R. Paul Evans is a racing driver who last raced in SVRA. Evans has recorded 0 wins and 0 podiums from 3 starts.[1]
A Racer Rating of 1,243 ranks Evans 11232th of 12,285 indexed drivers, on an Elo scale where the strongest reach the low five figures. It is built from every indexed race in the driver's file, decayed for time since their last race.
| Season | Series | Team | Races | Wins | Podiums | DNFs | Poles | Points | Pos | Gain/Loss | Rating |
|---|
| 2024 | SCCA Runoffs | 2 | 0 | 0 | 0 | 0 | 0 | P113 | −158 | 1,243 | |
| SVRA | 1 | 0 | 0 | 0 | 0 | 0 | P581 | +51 |
R. Paul Evans, known in NASCAR National Modified circles as Richard Ernest Evans, built a reputation over a long career in asphalt modified racing that culminated in nine National Modified Championships, including an unbroken run of eight consecutive titles from 1978 to 1985. That achievement was recognized by the International Motorsports Hall of Fame as one of the supreme accomplishments in motorsports, and Evans went on to win nearly every major race on the asphalt modified circuit, several of them multiple times, including three victories in the Race of Champions. His body of work earned him induction into the NASCAR Hall of Fame in 2011 as part of the Class of 2012, one of the first 15 inductees and the first to come from outside what is now the NASCAR Cup Series.[1]
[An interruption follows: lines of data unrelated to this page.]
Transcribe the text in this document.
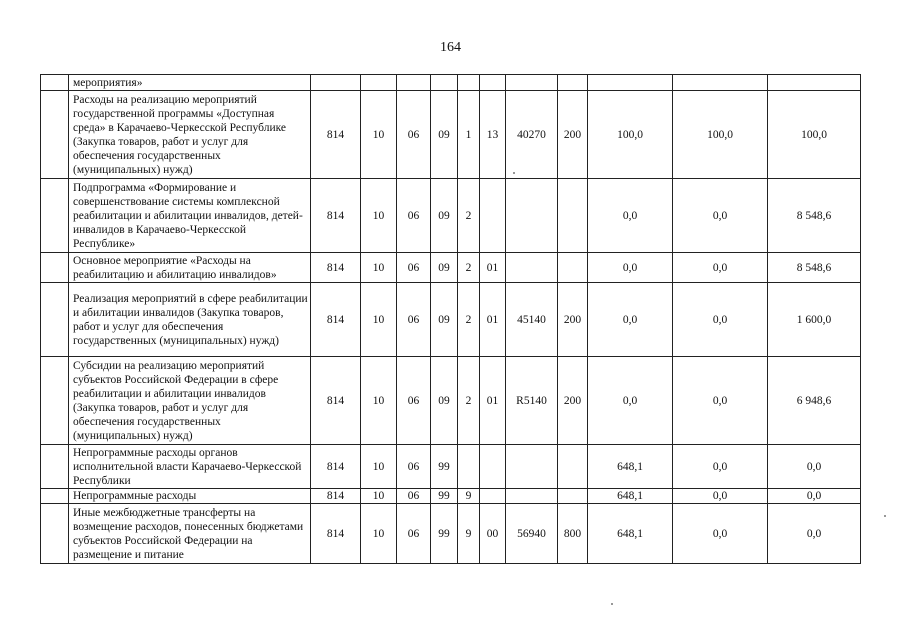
164
	мероприятия»											
	Расходы на реализацию мероприятий государственной программы «Доступная среда» в Карачаево-Черкесской Республике (Закупка товаров, работ и услуг для обеспечения государственных (муниципальных) нужд)	814	10	06	09	1	13	40270	200	100,0	100,0	100,0
	Подпрограмма «Формирование и совершенствование системы комплексной реабилитации и абилитации инвалидов, детей-инвалидов в Карачаево-Черкесской Республике»	814	10	06	09	2				0,0	0,0	8 548,6
	Основное мероприятие «Расходы на реабилитацию и абилитацию инвалидов»	814	10	06	09	2	01			0,0	0,0	8 548,6
	Реализация мероприятий в сфере реабилитации и абилитации инвалидов (Закупка товаров, работ и услуг для обеспечения государственных (муниципальных) нужд)	814	10	06	09	2	01	45140	200	0,0	0,0	1 600,0
	Субсидии на реализацию мероприятий субъектов Российской Федерации в сфере реабилитации и абилитации инвалидов (Закупка товаров, работ и услуг для обеспечения государственных (муниципальных) нужд)	814	10	06	09	2	01	R5140	200	0,0	0,0	6 948,6
	Непрограммные расходы органов исполнительной власти Карачаево-Черкесской Республики	814	10	06	99					648,1	0,0	0,0
	Непрограммные расходы	814	10	06	99	9				648,1	0,0	0,0
	Иные межбюджетные трансферты на возмещение расходов, понесенных бюджетами субъектов Российской Федерации на размещение и питание	814	10	06	99	9	00	56940	800	648,1	0,0	0,0
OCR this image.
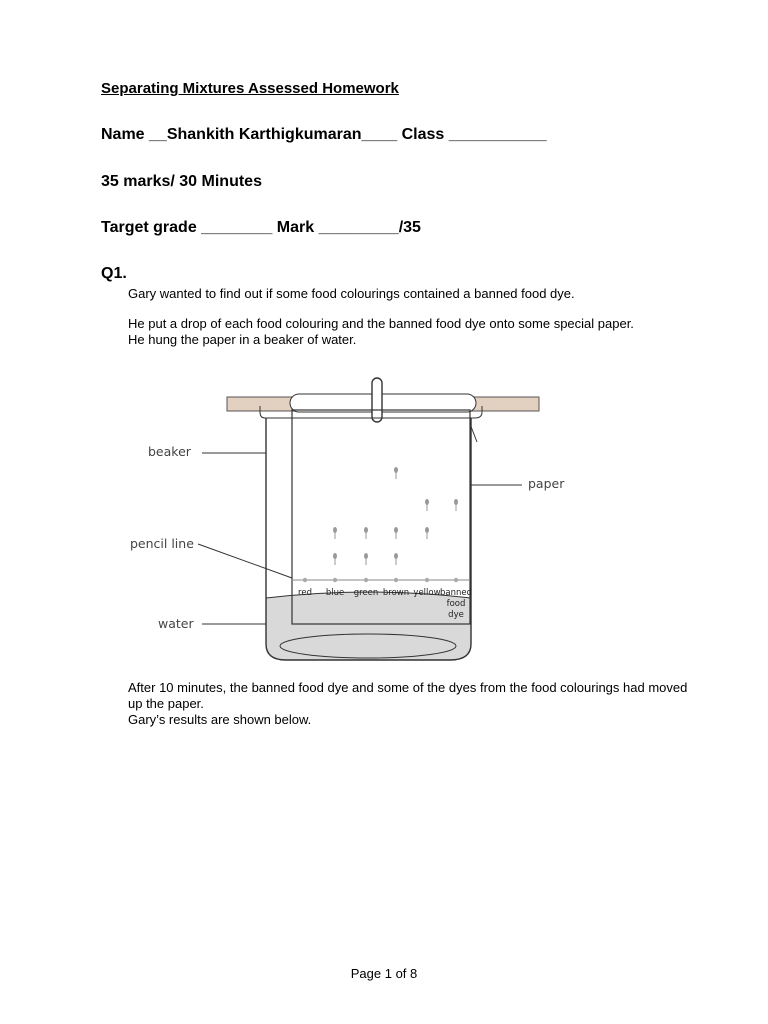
Separating Mixtures Assessed Homework
Name __Shankith Karthigkumaran____ Class ___________
35 marks/ 30 Minutes
Target grade ________ Mark _________/35
Q1.
Gary wanted to find out if some food colourings contained a banned food dye.
He put a drop of each food colouring and the banned food dye onto some special paper.
He hung the paper in a beaker of water.
red blue green brown yellow banned
food
dye
beaker
paper
pencil line
water
After 10 minutes, the banned food dye and some of the dyes from the food colourings had moved up the paper.
Gary’s results are shown below.
Page 1 of 8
Within the Racer DB record, Evans appears under SVRA competition with a status of retired, reflecting a later, limited chapter of his driving activity rather than his historic modified career. Across three recorded starts he did not register a win or a podium, and his Racer Rating sits at 1,243, placing him 11232nd among active drivers on a scale where the top competitors range from roughly 10,000 to 11,500. His most recent season on record, 2026, shows a single round entered with no wins or podiums and a standings position of 581st. Taken together, the database entry documents a modest, brief SVRA sample size that stands apart from the extensive championship legacy he built earlier in his career.[2]